La capitale del calcio inglese

LondraLa storia si ripete, a distanza di 39 anni. Correva la stagione 1971-’72 quando le due squadre di Manchester festeggiavano il capodanno a braccetto, in vetta al campionato inglese. Un’annata non propizia però né per lo United né per il City, che chiusero rispettivamente al quarto e ottavo posto. Anche allora, come quest’anno, l’equilibrio e l’incertezza condizionarono la corsa al titolo se è vero che tre squadre finirono staccate un solo punto dal Derby County di Brian Clough. Un epilogo difficilmente ripetibile a maggio perché anche i bookmakers ormai sono convinti che dietro i favoritissimi Red Devils, ancora imbattuti dopo 19 partite, i Citizens di Mancini siano la più credibile rivale al pari dell’Arsenal. Lo confermano anche i numeri: nelle ultime sette giornate, da dicembre in poi, i due club “mancunians” hanno accelerato, 19 punti per Ferguson, tre in meno per i Citizens. Certo, lo United ha due partite da recuperare rispetto ai cugini, e lo scontro diretto (13 febbraio) in casa.
Ma per la prima volta, nel suo recente passato, il City non è più costretto a mangiare polvere, accontentandosi di rari scampoli di gloria cittadina. Gli enormi investimenti dello sceicco Mansour, che dall’agosto 2008 ad oggi ha iniettato nel club oltre 630 milioni di euro, cominciano a pagare dividendi. Non certo economici, ma in termini di vittorie e punti. E il divario, sportivo ma non solo, lentamente va assottigliandosi. Lo dimostrano anche gli ultimi dati finanziari che indicano come le due società assieme sommino entrate pari ad un quarto del totale della Premier League (470 milioni). Manchester nuova capitale del calcio inglese, dunque. Non solo grazie al tempio dei sogni, l’Old Trafford, ma anche all’attivismo dei cugini rumorosi. I superbi “parvenu“ che non vincono nulla da 34 anni e che, in bacheca, possono vantare solo due titoli nazionali. L’ultimo dei quali addirittura datato 1968. Spiccioli rispetto al blasone dello United che - solo per limitarsi alle gemme più preziose – conta 18 titoli nazionali e tre coppe campioni. Addirittura imbarazzante il confronto se riferito ai soli anni di Premier League (prima stagione 92/93): mentre i ragazzi di Ferguson inanellavano 11 dei 18 titoli in palio, il City faceva su e giù dalla seconda divisione fino al quinto posto dello scorso anno (miglior piazzamento).
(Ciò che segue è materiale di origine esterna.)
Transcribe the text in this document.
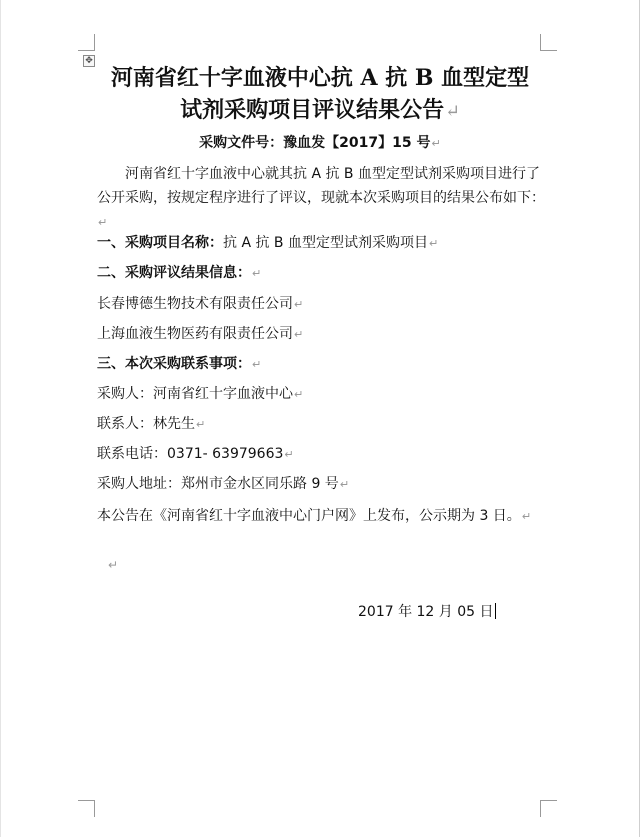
✥
河南省红十字血液中心抗 A 抗 B 血型定型
试剂采购项目评议结果公告↵
采购文件号：豫血发【2017】15 号↵
河南省红十字血液中心就其抗 A 抗 B 血型定型试剂采购项目进行了公开采购，按规定程序进行了评议，现就本次采购项目的结果公布如下：↵
一、采购项目名称：抗 A 抗 B 血型定型试剂采购项目↵
二、采购评议结果信息：↵
长春博德生物技术有限责任公司↵
上海血液生物医药有限责任公司↵
三、本次采购联系事项：↵
采购人：河南省红十字血液中心↵
联系人：林先生↵
联系电话：0371- 63979663↵
采购人地址：郑州市金水区同乐路 9 号↵
本公告在《河南省红十字血液中心门户网》上发布，公示期为 3 日。↵
↵
2017 年 12 月 05 日
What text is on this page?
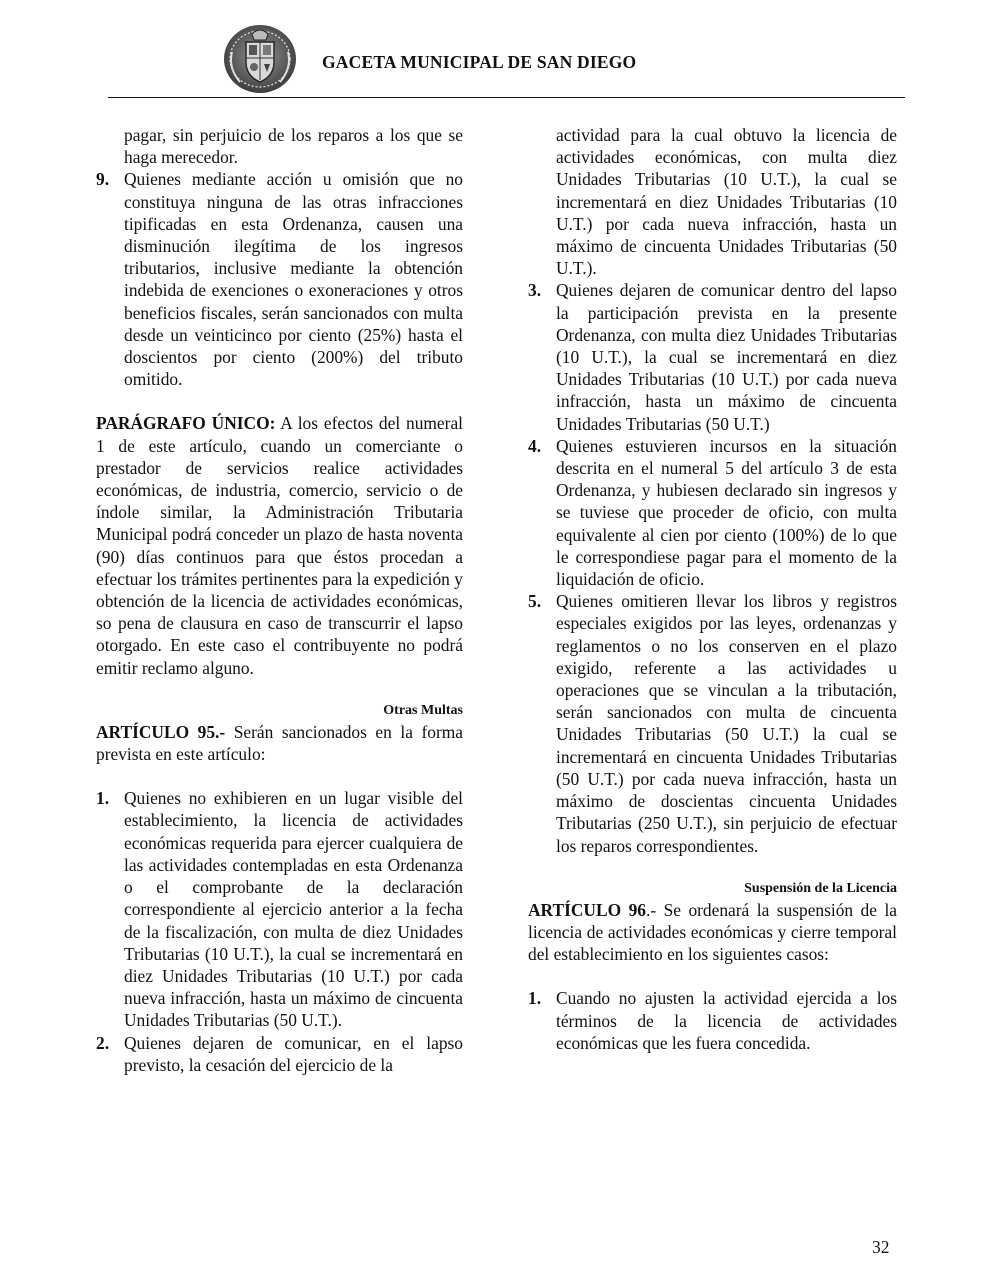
GACETA MUNICIPAL DE SAN DIEGO
pagar, sin perjuicio de los reparos a los que se haga merecedor.
9. Quienes mediante acción u omisión que no constituya ninguna de las otras infracciones tipificadas en esta Ordenanza, causen una disminución ilegítima de los ingresos tributarios, inclusive mediante la obtención indebida de exenciones o exoneraciones y otros beneficios fiscales, serán sancionados con multa desde un veinticinco por ciento (25%) hasta el doscientos por ciento (200%) del tributo omitido.

PARÁGRAFO ÚNICO: A los efectos del numeral 1 de este artículo, cuando un comerciante o prestador de servicios realice actividades económicas, de industria, comercio, servicio o de índole similar, la Administración Tributaria Municipal podrá conceder un plazo de hasta noventa (90) días continuos para que éstos procedan a efectuar los trámites pertinentes para la expedición y obtención de la licencia de actividades económicas, so pena de clausura en caso de transcurrir el lapso otorgado. En este caso el contribuyente no podrá emitir reclamo alguno.

Otras Multas

ARTÍCULO 95.- Serán sancionados en la forma prevista en este artículo:

1. Quienes no exhibieren en un lugar visible del establecimiento, la licencia de actividades económicas requerida para ejercer cualquiera de las actividades contempladas en esta Ordenanza o el comprobante de la declaración correspondiente al ejercicio anterior a la fecha de la fiscalización, con multa de diez Unidades Tributarias (10 U.T.), la cual se incrementará en diez Unidades Tributarias (10 U.T.) por cada nueva infracción, hasta un máximo de cincuenta Unidades Tributarias (50 U.T.).
2. Quienes dejaren de comunicar, en el lapso previsto, la cesación del ejercicio de la
actividad para la cual obtuvo la licencia de actividades económicas, con multa diez Unidades Tributarias (10 U.T.), la cual se incrementará en diez Unidades Tributarias (10 U.T.) por cada nueva infracción, hasta un máximo de cincuenta Unidades Tributarias (50 U.T.).
3. Quienes dejaren de comunicar dentro del lapso la participación prevista en la presente Ordenanza, con multa diez Unidades Tributarias (10 U.T.), la cual se incrementará en diez Unidades Tributarias (10 U.T.) por cada nueva infracción, hasta un máximo de cincuenta Unidades Tributarias (50 U.T.)
4. Quienes estuvieren incursos en la situación descrita en el numeral 5 del artículo 3 de esta Ordenanza, y hubiesen declarado sin ingresos y se tuviese que proceder de oficio, con multa equivalente al cien por ciento (100%) de lo que le correspondiese pagar para el momento de la liquidación de oficio.
5. Quienes omitieren llevar los libros y registros especiales exigidos por las leyes, ordenanzas y reglamentos o no los conserven en el plazo exigido, referente a las actividades u operaciones que se vinculan a la tributación, serán sancionados con multa de cincuenta Unidades Tributarias (50 U.T.) la cual se incrementará en cincuenta Unidades Tributarias (50 U.T.) por cada nueva infracción, hasta un máximo de doscientas cincuenta Unidades Tributarias (250 U.T.), sin perjuicio de efectuar los reparos correspondientes.
Suspensión de la Licencia

ARTÍCULO 96.- Se ordenará la suspensión de la licencia de actividades económicas y cierre temporal del establecimiento en los siguientes casos:

1. Cuando no ajusten la actividad ejercida a los términos de la licencia de actividades económicas que les fuera concedida.
32
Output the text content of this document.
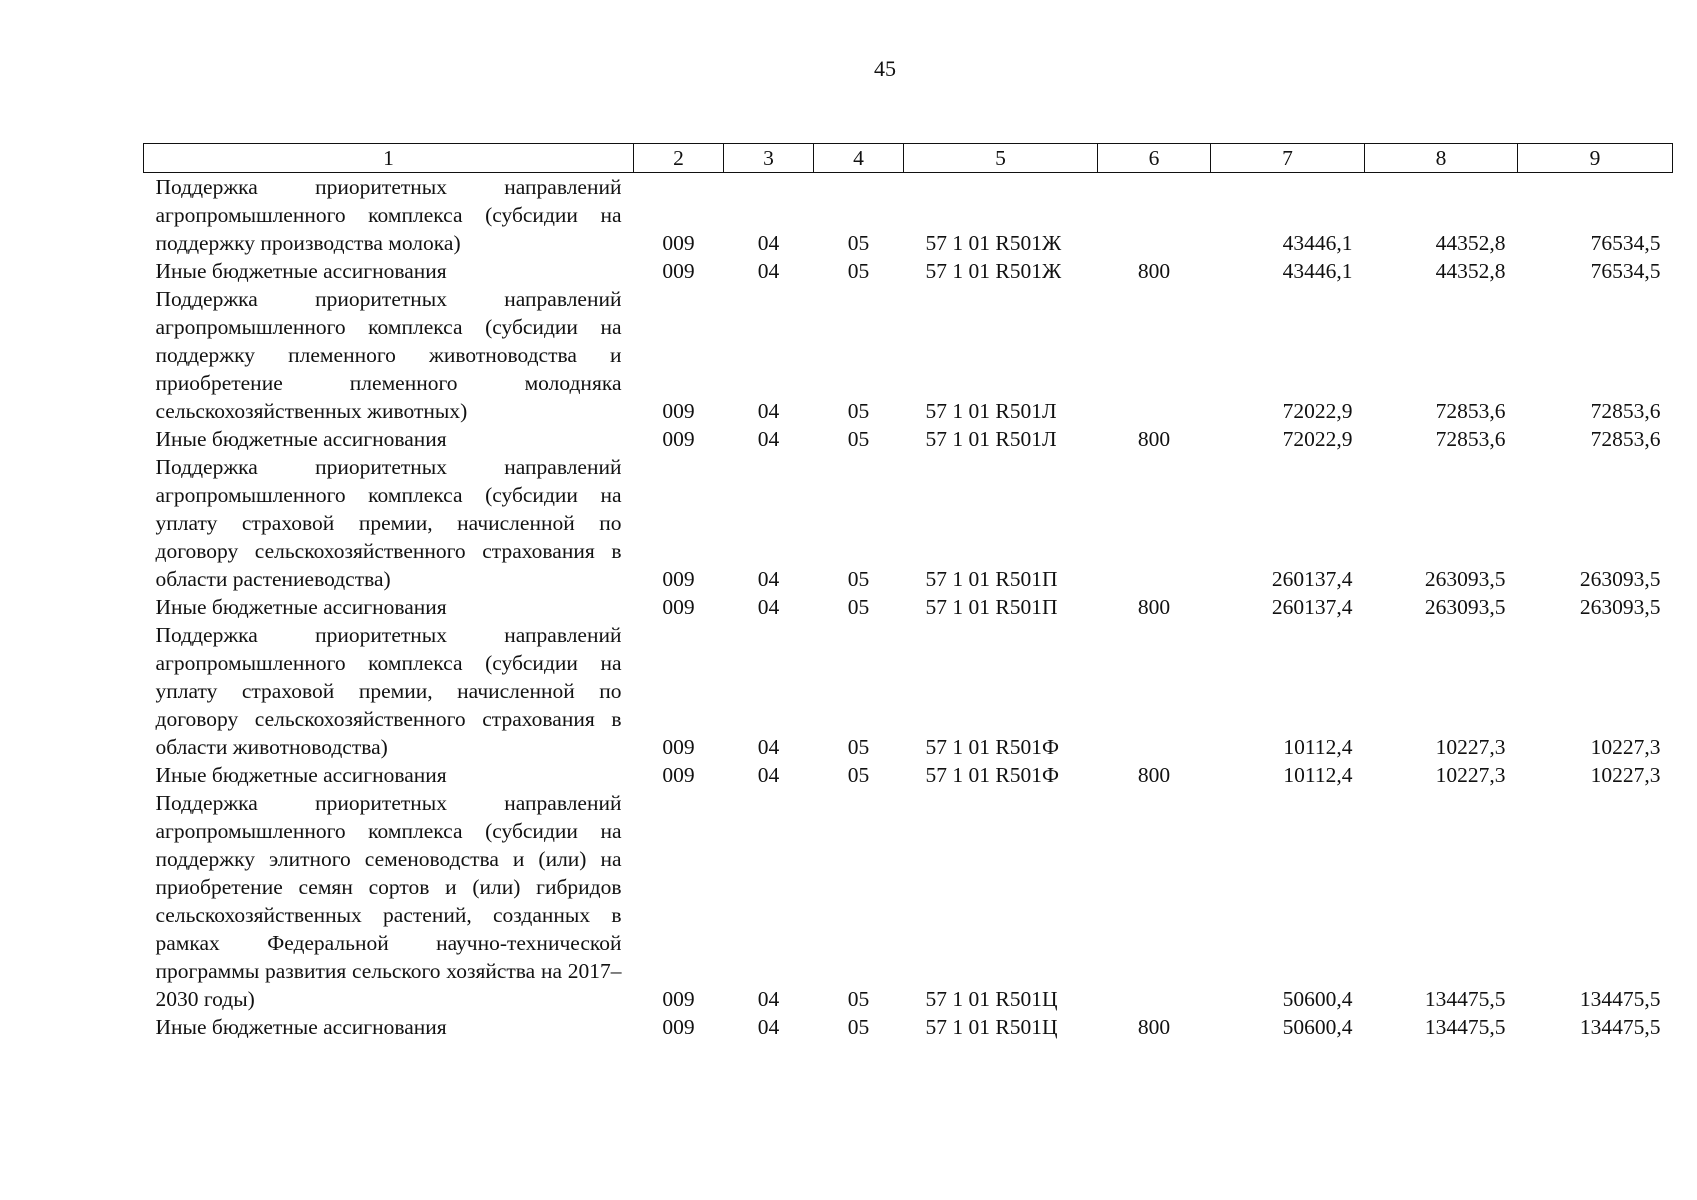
45
1	2	3	4	5	6	7	8	9
Поддержка приоритетных направлений агропромышленного комплекса (субсидии на поддержку производства молока)	009	04	05	57 1 01 R501Ж		43446,1	44352,8	76534,5
Иные бюджетные ассигнования	009	04	05	57 1 01 R501Ж	800	43446,1	44352,8	76534,5
Поддержка приоритетных направлений агропромышленного комплекса (субсидии на поддержку племенного животноводства и приобретение племенного молодняка сельскохозяйственных животных)	009	04	05	57 1 01 R501Л		72022,9	72853,6	72853,6
Иные бюджетные ассигнования	009	04	05	57 1 01 R501Л	800	72022,9	72853,6	72853,6
Поддержка приоритетных направлений агропромышленного комплекса (субсидии на уплату страховой премии, начисленной по договору сельскохозяйственного страхования в области растениеводства)	009	04	05	57 1 01 R501П		260137,4	263093,5	263093,5
Иные бюджетные ассигнования	009	04	05	57 1 01 R501П	800	260137,4	263093,5	263093,5
Поддержка приоритетных направлений агропромышленного комплекса (субсидии на уплату страховой премии, начисленной по договору сельскохозяйственного страхования в области животноводства)	009	04	05	57 1 01 R501Ф		10112,4	10227,3	10227,3
Иные бюджетные ассигнования	009	04	05	57 1 01 R501Ф	800	10112,4	10227,3	10227,3
Поддержка приоритетных направлений агропромышленного комплекса (субсидии на поддержку элитного семеноводства и (или) на приобретение семян сортов и (или) гибридов сельскохозяйственных растений, созданных в рамках Федеральной научно-технической программы развития сельского хозяйства на 2017–2030 годы)	009	04	05	57 1 01 R501Ц		50600,4	134475,5	134475,5
Иные бюджетные ассигнования	009	04	05	57 1 01 R501Ц	800	50600,4	134475,5	134475,5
Prove inconfutabili di una diversa dimensione sportiva, ancora più evidente negli scontri diretti: 65 vittorie per lo United, solo 42 per il City. Eppure oggi le due Manchester corrono per lo stesso traguardo, nonostante le cautele di Mancini. L’obiettivo dichiarato resta la qualificazione in Champions League, anche se lui stesso ha ammesso che a fine gennaio le prospettive potrebbero diventare più allettanti. Anche così si spiega il crescente nervosismo di Ferguson che dopo aver definito il City «un piccolo club arrogante e provinciale», ora è costretto a guardarsi le spalle. Inevitabilmente. Perché se lo United due estati fa ha dovuto vendere il suo giocatore migliore, Cristiano Ronaldo, per fare cassa, il City continua a spendere senza remore. A breve arriverà Edin Dzeko, ennesimo tassello di un puzzle di fuoriclasse.

Un altro tesoretto da 35 milioni sacrificato per soddisfare le ambizioni saudite. In palio non c’è più la sola supremazia cittadina, gli orizzonti di potere del City sono destinati a sbattere contro con quelli dello United.